Agreement Between Large Language Models, Human Reviewers, and Authors in Evaluating STROBE Checklists for Observational Studies in Rheumatology

arXiv cs.AI / 3/23/2026

💬 OpinionSignals & Early TrendsIdeas & Deep AnalysisModels & Research

Key Points

  • The study compares STROBE assessments from large language models (ChatGPT-5.2 and Gemini-3Pro), a five-person human reviewer panel, and the original manuscript authors across 17 rheumatology studies using the 22-item STROBE checklist.
  • Overall inter-rater agreement was 85.0% (AC1 = 0.826), with almost perfect agreement in the Presentation and Context domain (AC1 = 0.841) and substantial agreement in Methodological Rigor (AC1 = 0.803).
  • LLMs achieved complete agreement with human reviewers on standard formatting items but showed lower agreement on complex methodological items—for example, Gemini-3Pro and the senior reviewer on loss-to-follow-up items had AC1 = -0.252, and agreement with authors was only fair.
  • ChatGPT-5.2 generally demonstrated higher agreement with human reviewers than Gemini-3Pro on certain methodological items.
  • Conclusion: While LLMs show potential for basic STROBE screening, their lower agreement with human experts on complex items suggests they cannot yet replace expert judgment in evaluating observational research.

Abstract

Introduction: Evaluating compliance with the Strengthening the Reporting of Observational Studies in Epidemiology (STROBE) statement can be time-consuming and subjective.

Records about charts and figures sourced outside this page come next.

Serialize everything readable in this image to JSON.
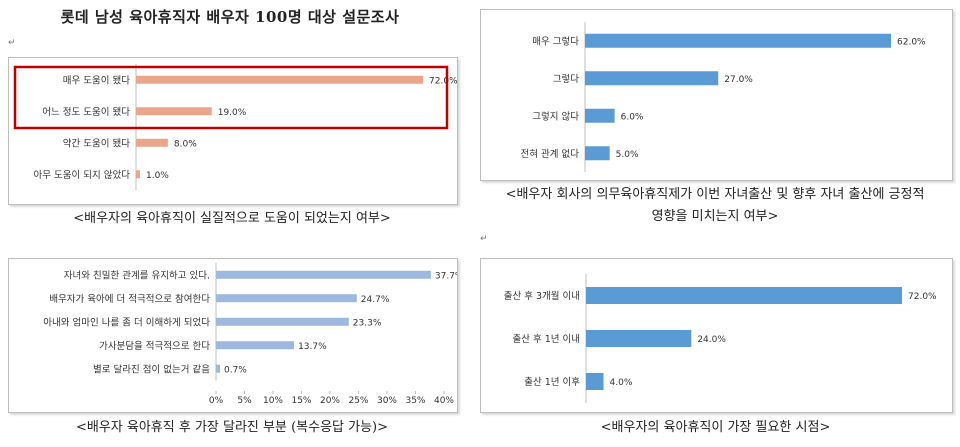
{
  "title": "롯데 남성 육아휴직자 배우자 100명 대상 설문조사",
  "paragraph_mark": "↵",
  "colors": {
    "salmon": "#E9A68A",
    "blue": "#5B9BD5",
    "lightblue": "#9DB9E0",
    "highlight": "#C00000"
  },
  "captions": {
    "c1": "<배우자의 육아휴직이 실질적으로 도움이 되었는지 여부>",
    "c2_line1": "<배우자 회사의 의무육아휴직제가 이번 자녀출산 및 향후 자녀 출산에 긍정적",
    "c2_line2": "영향을 미치는지 여부>",
    "c3": "<배우자 육아휴직 후 가장 달라진 부분 (복수응답 가능)>",
    "c4": "<배우자의 육아휴직이 가장 필요한 시점>"
  },
  "chart_data": [
    {
      "type": "bar",
      "orientation": "horizontal",
      "categories": [
        "매우 도움이 됐다",
        "어느 정도 도움이 됐다",
        "약간 도움이 됐다",
        "아무 도움이 되지 않았다"
      ],
      "values": [
        72.0,
        19.0,
        8.0,
        1.0
      ],
      "labels": [
        "72.0%",
        "19.0%",
        "8.0%",
        "1.0%"
      ],
      "xlim": [
        0,
        72
      ],
      "color": "#E9A68A",
      "highlight_rows": [
        0,
        1
      ]
    },
    {
      "type": "bar",
      "orientation": "horizontal",
      "categories": [
        "매우 그렇다",
        "그렇다",
        "그렇지 않다",
        "전혀 관계 없다"
      ],
      "values": [
        62.0,
        27.0,
        6.0,
        5.0
      ],
      "labels": [
        "62.0%",
        "27.0%",
        "6.0%",
        "5.0%"
      ],
      "xlim": [
        0,
        62
      ],
      "color": "#5B9BD5"
    },
    {
      "type": "bar",
      "orientation": "horizontal",
      "categories": [
        "자녀와 친밀한 관계를 유지하고 있다.",
        "배우자가 육아에 더 적극적으로 참여한다",
        "아내와 엄마인 나를 좀 더 이해하게 되었다",
        "가사분담을 적극적으로 한다",
        "별로 달라진 점이 없는거 같음"
      ],
      "values": [
        37.7,
        24.7,
        23.3,
        13.7,
        0.7
      ],
      "labels": [
        "37.7%",
        "24.7%",
        "23.3%",
        "13.7%",
        "0.7%"
      ],
      "xlim": [
        0,
        40
      ],
      "xticks": [
        "0%",
        "5%",
        "10%",
        "15%",
        "20%",
        "25%",
        "30%",
        "35%",
        "40%"
      ],
      "color": "#9DB9E0"
    },
    {
      "type": "bar",
      "orientation": "horizontal",
      "categories": [
        "출산 후 3개월 이내",
        "출산 후 1년 이내",
        "출산 1년 이후"
      ],
      "values": [
        72.0,
        24.0,
        4.0
      ],
      "labels": [
        "72.0%",
        "24.0%",
        "4.0%"
      ],
      "xlim": [
        0,
        72
      ],
      "color": "#5B9BD5"
    }
  ]
}
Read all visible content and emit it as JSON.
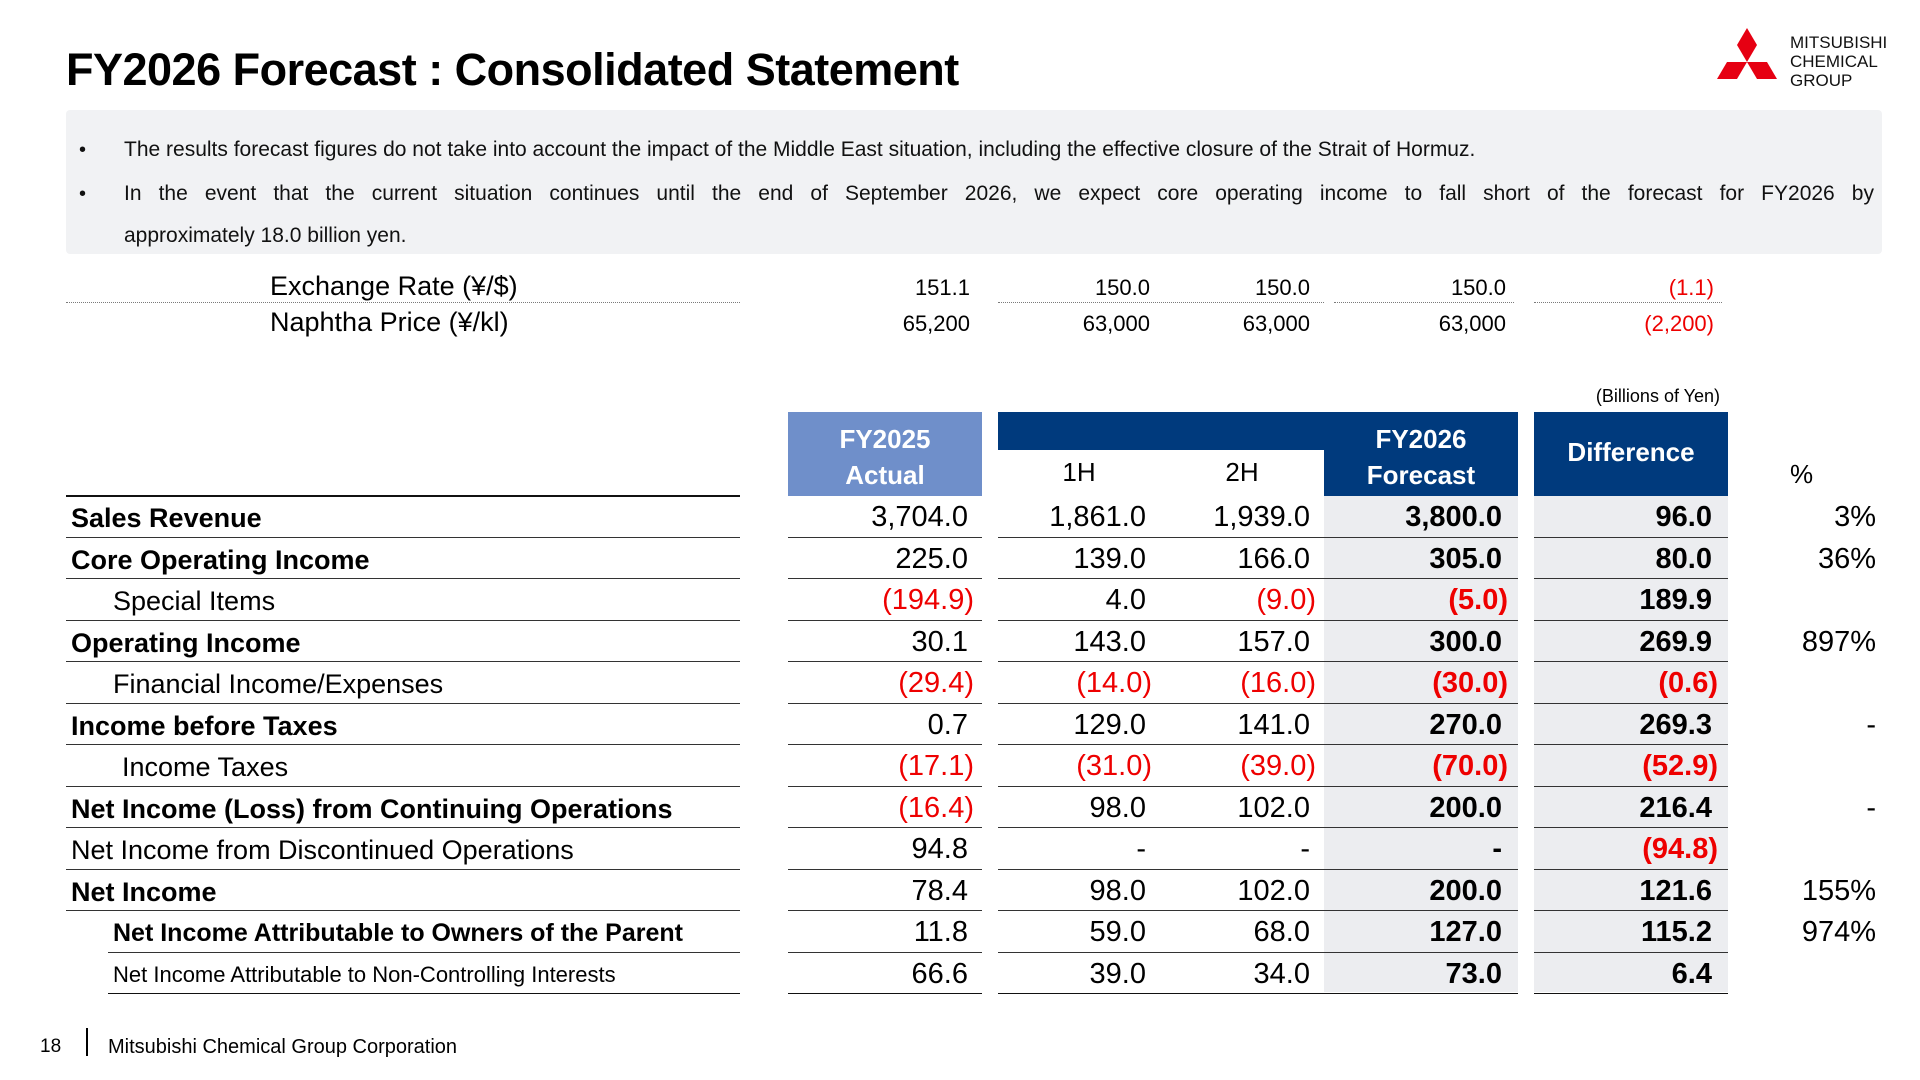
{
  "title": "FY2026 Forecast : Consolidated Statement",
  "logo": {
    "lines": [
      "MITSUBISHI",
      "CHEMICAL",
      "GROUP"
    ],
    "color": "#e60012"
  },
  "notes": [
    {
      "bullet": "•",
      "text": "The results forecast figures do not take into account the impact of the Middle East situation, including the effective closure of the Strait of Hormuz."
    },
    {
      "bullet": "•",
      "text_line1": "In the event that the current situation continues until the end of September 2026, we expect core operating income to fall short of the forecast for FY2026 by",
      "text_line2": "approximately 18.0 billion yen."
    }
  ],
  "assumptions": [
    {
      "label": "Exchange Rate (¥/$)",
      "fy2025": "151.1",
      "h1": "150.0",
      "h2": "150.0",
      "fy2026": "150.0",
      "diff": "(1.1)"
    },
    {
      "label": "Naphtha Price  (¥/kl)",
      "fy2025": "65,200",
      "h1": "63,000",
      "h2": "63,000",
      "fy2026": "63,000",
      "diff": "(2,200)"
    }
  ],
  "units": "(Billions of Yen)",
  "headers": {
    "fy2025_line1": "FY2025",
    "fy2025_line2": "Actual",
    "fy2026_line1": "FY2026",
    "fy2026_line2": "Forecast",
    "h1": "1H",
    "h2": "2H",
    "difference": "Difference",
    "pct": "%"
  },
  "colors": {
    "fy2025_header": "#6f8fca",
    "fy2026_header": "#003a7d",
    "negative": "#ee0000",
    "forecast_bg": "#ecedf0"
  },
  "rows": [
    {
      "label": "Sales Revenue",
      "bold": true,
      "indent": 0,
      "fy2025": "3,704.0",
      "h1": "1,861.0",
      "h2": "1,939.0",
      "fy2026": "3,800.0",
      "diff": "96.0",
      "pct": "3%"
    },
    {
      "label": "Core Operating Income",
      "bold": true,
      "indent": 0,
      "fy2025": "225.0",
      "h1": "139.0",
      "h2": "166.0",
      "fy2026": "305.0",
      "diff": "80.0",
      "pct": "36%"
    },
    {
      "label": "Special Items",
      "bold": false,
      "indent": 1,
      "fy2025": "(194.9)",
      "h1": "4.0",
      "h2": "(9.0)",
      "fy2026": "(5.0)",
      "diff": "189.9",
      "pct": ""
    },
    {
      "label": "Operating Income",
      "bold": true,
      "indent": 0,
      "fy2025": "30.1",
      "h1": "143.0",
      "h2": "157.0",
      "fy2026": "300.0",
      "diff": "269.9",
      "pct": "897%"
    },
    {
      "label": "Financial Income/Expenses",
      "bold": false,
      "indent": 1,
      "fy2025": "(29.4)",
      "h1": "(14.0)",
      "h2": "(16.0)",
      "fy2026": "(30.0)",
      "diff": "(0.6)",
      "pct": ""
    },
    {
      "label": "Income before Taxes",
      "bold": true,
      "indent": 0,
      "fy2025": "0.7",
      "h1": "129.0",
      "h2": "141.0",
      "fy2026": "270.0",
      "diff": "269.3",
      "pct": "-"
    },
    {
      "label": "Income Taxes",
      "bold": false,
      "indent": 2,
      "fy2025": "(17.1)",
      "h1": "(31.0)",
      "h2": "(39.0)",
      "fy2026": "(70.0)",
      "diff": "(52.9)",
      "pct": ""
    },
    {
      "label": "Net Income (Loss) from Continuing Operations",
      "bold": true,
      "indent": 0,
      "fy2025": "(16.4)",
      "h1": "98.0",
      "h2": "102.0",
      "fy2026": "200.0",
      "diff": "216.4",
      "pct": "-"
    },
    {
      "label": "Net Income from Discontinued Operations",
      "bold": false,
      "indent": 0,
      "fy2025": "94.8",
      "h1": "-",
      "h2": "-",
      "fy2026": "-",
      "diff": "(94.8)",
      "pct": ""
    },
    {
      "label": "Net Income",
      "bold": true,
      "indent": 0,
      "fy2025": "78.4",
      "h1": "98.0",
      "h2": "102.0",
      "fy2026": "200.0",
      "diff": "121.6",
      "pct": "155%"
    },
    {
      "label": "Net Income Attributable to Owners of the Parent",
      "bold": true,
      "indent": 1,
      "small": true,
      "fy2025": "11.8",
      "h1": "59.0",
      "h2": "68.0",
      "fy2026": "127.0",
      "diff": "115.2",
      "pct": "974%"
    },
    {
      "label": "Net Income Attributable to Non-Controlling Interests",
      "bold": false,
      "indent": 1,
      "smaller": true,
      "fy2025": "66.6",
      "h1": "39.0",
      "h2": "34.0",
      "fy2026": "73.0",
      "diff": "6.4",
      "pct": ""
    }
  ],
  "footer": {
    "page": "18",
    "company": "Mitsubishi Chemical Group Corporation"
  }
}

This study compares STROBE assessments from large language models (LLMs), a human reviewer panel, and the original manuscript authors in observational rheumatology research. Methods: Guided by the GRRAS and DEAL Pathway B frameworks, 17 rheumatology articles were independently assessed. Evaluations used the 22-item STROBE checklist, completed by the authors, a five-person human panel (ranging from junior to senior professionals), and two LLMs (ChatGPT-5.2, Gemini-3Pro). Items were grouped into Methodological Rigor and Presentation and Context domains. Inter-rater reliability was calculated using Gwet's Agreement Coefficient (AC1). Results: Overall agreement across all reviewers was 85.0% (AC1=0.826). Domain stratification showed almost perfect agreement for Presentation and Context (AC1=0.841) and substantial agreement for Methodological Rigor (AC1=0.803). Although LLMs achieved complete agreement (AC1=1.000) with all human reviewers on standard formatting elements, their agreement with human reviewers and authors declined on complex items. For example, regarding the item on loss to follow-up, the agreement between Gemini 3 Pro and the senior reviewer was AC1=-0.252, while the agreement with the authors was only fair. Additionally, ChatGPT-5.2 generally demonstrated higher agreement with human reviewers than Gemini-3Pro on specific methodological items. Conclusion: While LLMs show potential for basic STROBE screening, their lower agreement with human experts on complex methodological items likely reflects a reliance on surface-level information. Currently, these models appear more reliable for standardizing straightforward checks than for replacing expert human judgment in evaluating observational research.